GRANT tab_tier_role TO some_user;

As with all grants, access can be removed via REVOKE.

Build Instructions

To build it, just do this:

cd tab_tier
make
sudo make install

If you encounter an error such as:

make: pg_config: Command not found

Be sure that you have pg_config installed and in your path. If you used a package management system such as RPM to install PostgreSQL, be sure that the -devel package is also installed.

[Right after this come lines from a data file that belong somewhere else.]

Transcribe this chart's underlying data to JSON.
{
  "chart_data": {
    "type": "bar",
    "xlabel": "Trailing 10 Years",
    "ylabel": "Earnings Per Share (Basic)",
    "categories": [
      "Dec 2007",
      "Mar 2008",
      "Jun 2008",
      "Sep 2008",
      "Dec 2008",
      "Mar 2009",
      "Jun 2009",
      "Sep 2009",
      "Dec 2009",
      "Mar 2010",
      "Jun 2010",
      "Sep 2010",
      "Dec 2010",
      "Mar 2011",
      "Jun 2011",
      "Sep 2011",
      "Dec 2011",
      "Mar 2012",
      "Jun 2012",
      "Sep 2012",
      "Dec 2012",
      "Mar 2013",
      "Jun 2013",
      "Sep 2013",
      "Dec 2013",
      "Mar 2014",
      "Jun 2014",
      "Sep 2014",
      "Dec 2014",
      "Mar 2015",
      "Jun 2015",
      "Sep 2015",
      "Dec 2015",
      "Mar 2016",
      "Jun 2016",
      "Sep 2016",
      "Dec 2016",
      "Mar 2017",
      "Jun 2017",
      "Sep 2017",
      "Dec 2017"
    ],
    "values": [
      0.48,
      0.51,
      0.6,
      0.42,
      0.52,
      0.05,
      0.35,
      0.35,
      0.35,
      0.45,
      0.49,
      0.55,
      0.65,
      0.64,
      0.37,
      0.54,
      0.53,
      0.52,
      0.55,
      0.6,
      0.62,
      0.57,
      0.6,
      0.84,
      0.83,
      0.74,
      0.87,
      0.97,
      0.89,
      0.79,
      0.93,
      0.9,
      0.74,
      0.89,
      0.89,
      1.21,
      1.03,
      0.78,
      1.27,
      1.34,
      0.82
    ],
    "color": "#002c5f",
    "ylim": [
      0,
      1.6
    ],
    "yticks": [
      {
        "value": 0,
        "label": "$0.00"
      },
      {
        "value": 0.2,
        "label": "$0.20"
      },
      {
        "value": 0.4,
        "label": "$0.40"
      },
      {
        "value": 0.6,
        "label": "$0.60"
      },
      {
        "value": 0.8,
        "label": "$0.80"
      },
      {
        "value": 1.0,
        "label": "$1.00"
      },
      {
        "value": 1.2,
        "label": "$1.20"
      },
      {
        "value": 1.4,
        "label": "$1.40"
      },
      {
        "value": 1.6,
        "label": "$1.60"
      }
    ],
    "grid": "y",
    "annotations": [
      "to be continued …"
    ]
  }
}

If necessary tell the build process where to find it:

export PG_CONFIG=/path/to/pg_config
make
sudo make install

And finally, if all that fails (and if you're on PostgreSQL 8.1 or lower, it likely will), copy the entire distribution directory to the contrib/ subdirectory of the PostgreSQL source tree and try it there without pg_config:

export NO_PGXS=1
make
make install

Dependencies

The tab_tier extension has no dependencies other than PostgreSQL.

Compatibility

This extension should work with Postgres 9.1 and above. If this is not the case, please inform us so we can make necessary corrections.

Copyright and License

Copyright (c) 2014 Peak6

Licensed under the Apache License, Version 2.0 (the "License"); you may not use this file except in compliance with the License. You may obtain a copy of the License at

http://www.apache.org/licenses/LICENSE-2.0

Unless required by applicable law or agreed to in writing, software distributed under the License is distributed on an "AS IS" BASIS, WITHOUT WARRANTIES OR CONDITIONS OF ANY KIND, either express or implied. See the License for the specific language governing permissions and limitations under the License.